Two close members of Thomas Gainsborough’s family were murdered over a financial dispute, new research has revealed, casting an important new light on the early life of the artist. Research by Gainsborough’s House uncovered these shocking revelations about the artist’s uncle and cousin that give a new perspective on Gainsborough’s early years, aged just 11 when these traumatic events unfolded.
Mark Bills, the director of Gainsborough’s House in Sudbury, uncovered the murders as part of his four-year research project into the family, in preparation for an exhibition on the young artist which opens next month. His show focuses on the early years of Thomas Gainsborough, who was born in Sudbury, Suffolk in 1727, the son of a wool merchant.
The Art Newspaper tracked down the threatening letters sent in 1737-8, just before the separate murders. One of the warnings was directed at the artist’s cousin:
“We will either shoot him or hang him up in gibbets, damn the… rogue’s arse”.
‘While traumatic for a young Gainsborough, without these murders and the inheritance passed on Gainsborough’s father, it is unlikely that Gainsborough would have afforded to train as an artist or indeed travelled to London,’ says Mark. ‘It is extraordinary that despite hundreds of years of studying Gainsborough and numerous biographies, these key aspects of Gainsborough’s family history have only just been uncovered.’
This new research reveals that Gainsborough lived with the shadow of debt hanging over him. With a cousin and uncle murdered for financial dispute, Gainsborough’s own father had been bankrupted just four years before and was then subsequently left 5 shillings by his brother. ‘This would have had a key influence in Gainsborough’s motivations and decision making,’ says Mark. ‘He’d seen the impact of debt, and he went on to marry a woman with a guaranteed income, and this would have influenced his decision to undertake portraiture that provided income over his greater passion for painting landscapes.’
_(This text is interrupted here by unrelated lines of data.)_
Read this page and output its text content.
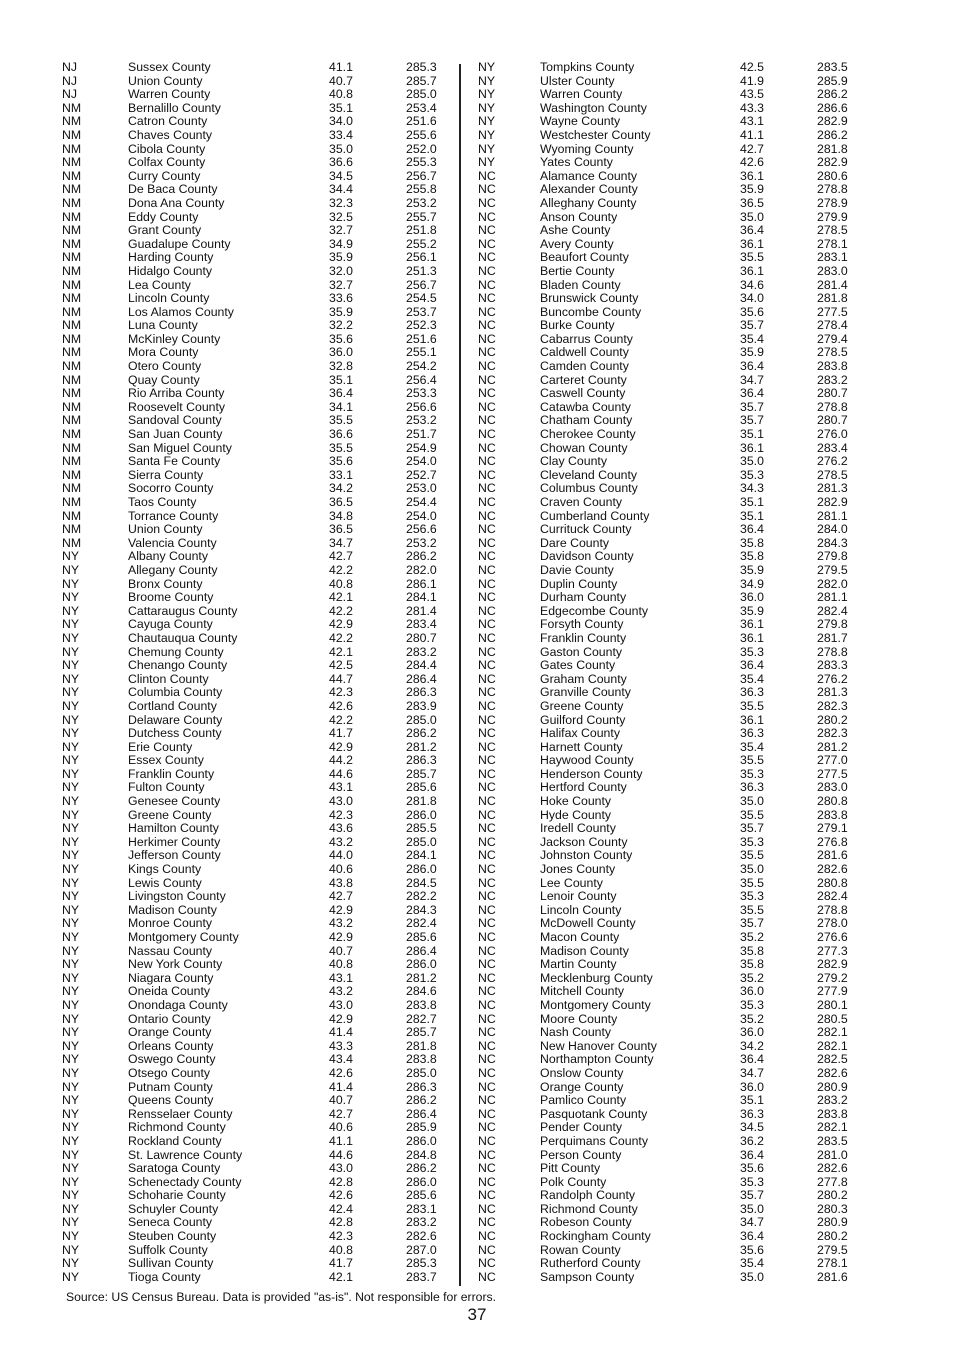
NJ	Sussex County	41.1	285.3
NJ	Union County	40.7	285.7
NJ	Warren County	40.8	285.0
NM	Bernalillo County	35.1	253.4
NM	Catron County	34.0	251.6
NM	Chaves County	33.4	255.6
NM	Cibola County	35.0	252.0
NM	Colfax County	36.6	255.3
NM	Curry County	34.5	256.7
NM	De Baca County	34.4	255.8
NM	Dona Ana County	32.3	253.2
NM	Eddy County	32.5	255.7
NM	Grant County	32.7	251.8
NM	Guadalupe County	34.9	255.2
NM	Harding County	35.9	256.1
NM	Hidalgo County	32.0	251.3
NM	Lea County	32.7	256.7
NM	Lincoln County	33.6	254.5
NM	Los Alamos County	35.9	253.7
NM	Luna County	32.2	252.3
NM	McKinley County	35.6	251.6
NM	Mora County	36.0	255.1
NM	Otero County	32.8	254.2
NM	Quay County	35.1	256.4
NM	Rio Arriba County	36.4	253.3
NM	Roosevelt County	34.1	256.6
NM	Sandoval County	35.5	253.2
NM	San Juan County	36.6	251.7
NM	San Miguel County	35.5	254.9
NM	Santa Fe County	35.6	254.0
NM	Sierra County	33.1	252.7
NM	Socorro County	34.2	253.0
NM	Taos County	36.5	254.4
NM	Torrance County	34.8	254.0
NM	Union County	36.5	256.6
NM	Valencia County	34.7	253.2
NY	Albany County	42.7	286.2
NY	Allegany County	42.2	282.0
NY	Bronx County	40.8	286.1
NY	Broome County	42.1	284.1
NY	Cattaraugus County	42.2	281.4
NY	Cayuga County	42.9	283.4
NY	Chautauqua County	42.2	280.7
NY	Chemung County	42.1	283.2
NY	Chenango County	42.5	284.4
NY	Clinton County	44.7	286.4
NY	Columbia County	42.3	286.3
NY	Cortland County	42.6	283.9
NY	Delaware County	42.2	285.0
NY	Dutchess County	41.7	286.2
NY	Erie County	42.9	281.2
NY	Essex County	44.2	286.3
NY	Franklin County	44.6	285.7
NY	Fulton County	43.1	285.6
NY	Genesee County	43.0	281.8
NY	Greene County	42.3	286.0
NY	Hamilton County	43.6	285.5
NY	Herkimer County	43.2	285.0
NY	Jefferson County	44.0	284.1
NY	Kings County	40.6	286.0
NY	Lewis County	43.8	284.5
NY	Livingston County	42.7	282.2
NY	Madison County	42.9	284.3
NY	Monroe County	43.2	282.4
NY	Montgomery County	42.9	285.6
NY	Nassau County	40.7	286.4
NY	New York County	40.8	286.0
NY	Niagara County	43.1	281.2
NY	Oneida County	43.2	284.6
NY	Onondaga County	43.0	283.8
NY	Ontario County	42.9	282.7
NY	Orange County	41.4	285.7
NY	Orleans County	43.3	281.8
NY	Oswego County	43.4	283.8
NY	Otsego County	42.6	285.0
NY	Putnam County	41.4	286.3
NY	Queens County	40.7	286.2
NY	Rensselaer County	42.7	286.4
NY	Richmond County	40.6	285.9
NY	Rockland County	41.1	286.0
NY	St. Lawrence County	44.6	284.8
NY	Saratoga County	43.0	286.2
NY	Schenectady County	42.8	286.0
NY	Schoharie County	42.6	285.6
NY	Schuyler County	42.4	283.1
NY	Seneca County	42.8	283.2
NY	Steuben County	42.3	282.6
NY	Suffolk County	40.8	287.0
NY	Sullivan County	41.7	285.3
NY	Tioga County	42.1	283.7
NY	Tompkins County	42.5	283.5
NY	Ulster County	41.9	285.9
NY	Warren County	43.5	286.2
NY	Washington County	43.3	286.6
NY	Wayne County	43.1	282.9
NY	Westchester County	41.1	286.2
NY	Wyoming County	42.7	281.8
NY	Yates County	42.6	282.9
NC	Alamance County	36.1	280.6
NC	Alexander County	35.9	278.8
NC	Alleghany County	36.5	278.9
NC	Anson County	35.0	279.9
NC	Ashe County	36.4	278.5
NC	Avery County	36.1	278.1
NC	Beaufort County	35.5	283.1
NC	Bertie County	36.1	283.0
NC	Bladen County	34.6	281.4
NC	Brunswick County	34.0	281.8
NC	Buncombe County	35.6	277.5
NC	Burke County	35.7	278.4
NC	Cabarrus County	35.4	279.4
NC	Caldwell County	35.9	278.5
NC	Camden County	36.4	283.8
NC	Carteret County	34.7	283.2
NC	Caswell County	36.4	280.7
NC	Catawba County	35.7	278.8
NC	Chatham County	35.7	280.7
NC	Cherokee County	35.1	276.0
NC	Chowan County	36.1	283.4
NC	Clay County	35.0	276.2
NC	Cleveland County	35.3	278.5
NC	Columbus County	34.3	281.3
NC	Craven County	35.1	282.9
NC	Cumberland County	35.1	281.1
NC	Currituck County	36.4	284.0
NC	Dare County	35.8	284.3
NC	Davidson County	35.8	279.8
NC	Davie County	35.9	279.5
NC	Duplin County	34.9	282.0
NC	Durham County	36.0	281.1
NC	Edgecombe County	35.9	282.4
NC	Forsyth County	36.1	279.8
NC	Franklin County	36.1	281.7
NC	Gaston County	35.3	278.8
NC	Gates County	36.4	283.3
NC	Graham County	35.4	276.2
NC	Granville County	36.3	281.3
NC	Greene County	35.5	282.3
NC	Guilford County	36.1	280.2
NC	Halifax County	36.3	282.3
NC	Harnett County	35.4	281.2
NC	Haywood County	35.5	277.0
NC	Henderson County	35.3	277.5
NC	Hertford County	36.3	283.0
NC	Hoke County	35.0	280.8
NC	Hyde County	35.5	283.8
NC	Iredell County	35.7	279.1
NC	Jackson County	35.3	276.8
NC	Johnston County	35.5	281.6
NC	Jones County	35.0	282.6
NC	Lee County	35.5	280.8
NC	Lenoir County	35.3	282.4
NC	Lincoln County	35.5	278.8
NC	McDowell County	35.7	278.0
NC	Macon County	35.2	276.6
NC	Madison County	35.8	277.3
NC	Martin County	35.8	282.9
NC	Mecklenburg County	35.2	279.2
NC	Mitchell County	36.0	277.9
NC	Montgomery County	35.3	280.1
NC	Moore County	35.2	280.5
NC	Nash County	36.0	282.1
NC	New Hanover County	34.2	282.1
NC	Northampton County	36.4	282.5
NC	Onslow County	34.7	282.6
NC	Orange County	36.0	280.9
NC	Pamlico County	35.1	283.2
NC	Pasquotank County	36.3	283.8
NC	Pender County	34.5	282.1
NC	Perquimans County	36.2	283.5
NC	Person County	36.4	281.0
NC	Pitt County	35.6	282.6
NC	Polk County	35.3	277.8
NC	Randolph County	35.7	280.2
NC	Richmond County	35.0	280.3
NC	Robeson County	34.7	280.9
NC	Rockingham County	36.4	280.2
NC	Rowan County	35.6	279.5
NC	Rutherford County	35.4	278.1
NC	Sampson County	35.0	281.6
Source: US Census Bureau. Data is provided "as-is". Not responsible for errors.
37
The research was undertaken in preparation for an important exhibition and book launched next month about Thomas Gainsborough’s early life, bringing together previously unseen works, will be presented at Gainsborough’s House, the museum and art gallery at the artist’s birthplace in Sudbury, Suffolk this autumn. Early Gainsborough: From the Obscurity of a Country Town will run from 20 October 2018 – 17 February 2019.
Featuring 40 works from private and public collections, the exhibition will provide fascinating new insights into the early life of one of Britain’s greatest artists. Highlights include The Charterhouse 1748 on loan from Coram in the care of the Foundling Museum and Mr & Mrs John Browne and their daughter, Anne Maria c. 1754-55 from Houghton Hall as well as archive material that tells new stories about Gainsborough’s early life.
The mission of Gainsborough’s House is to become a national and international centre for Gainsborough studies as well as retaining its place as an important venue for the visual arts in Suffolk. At the heart of the project is a development which will refurbish and redisplay the museum’s historic buildings as well as to create a new gallery extension to house an ambitious programme of temporary exhibitions. The aim is to encourage more exhibitions of Gainsborough’s art in major museums internationally, as well as elevating the artist’s profile through key partnerships in the UK.
Gainsborough’s House instigated the first ever monographic exhibition of Gainsborough in Europe in 2016, in partnership with the Rijksmuseum in Amsterdam, and the first Gainsborough exhibition in Germany, at Kunsthalle Hamburg earlier this year. Further plans are to send works from the Gainsborough’s House collection to the Pushkin Museum in Moscow for the first ever Gainsborough exhibition in Russia in 2019/20. Partnerships have also been formed with the National Portrait Gallery, Tate, National Gallery and the Royal Collection that will enable the museum to show loans of major Gainsborough masterpieces and bring works out from their stores, and enable shared scholarship, symposiums and lectures, publishing series and staff exchanges.
The development of Gainsborough’s House also tells the little-known story of Sudbury as a national centre of silk weaving, linking Gainsborough’s weaving family history and maximising opportunities for artists working in the print studio.
The exhibition, with Art Fund support, is part of a nationwide programme of exhibitions and events around the UK to celebrate 250th years of the Royal Academy of Arts.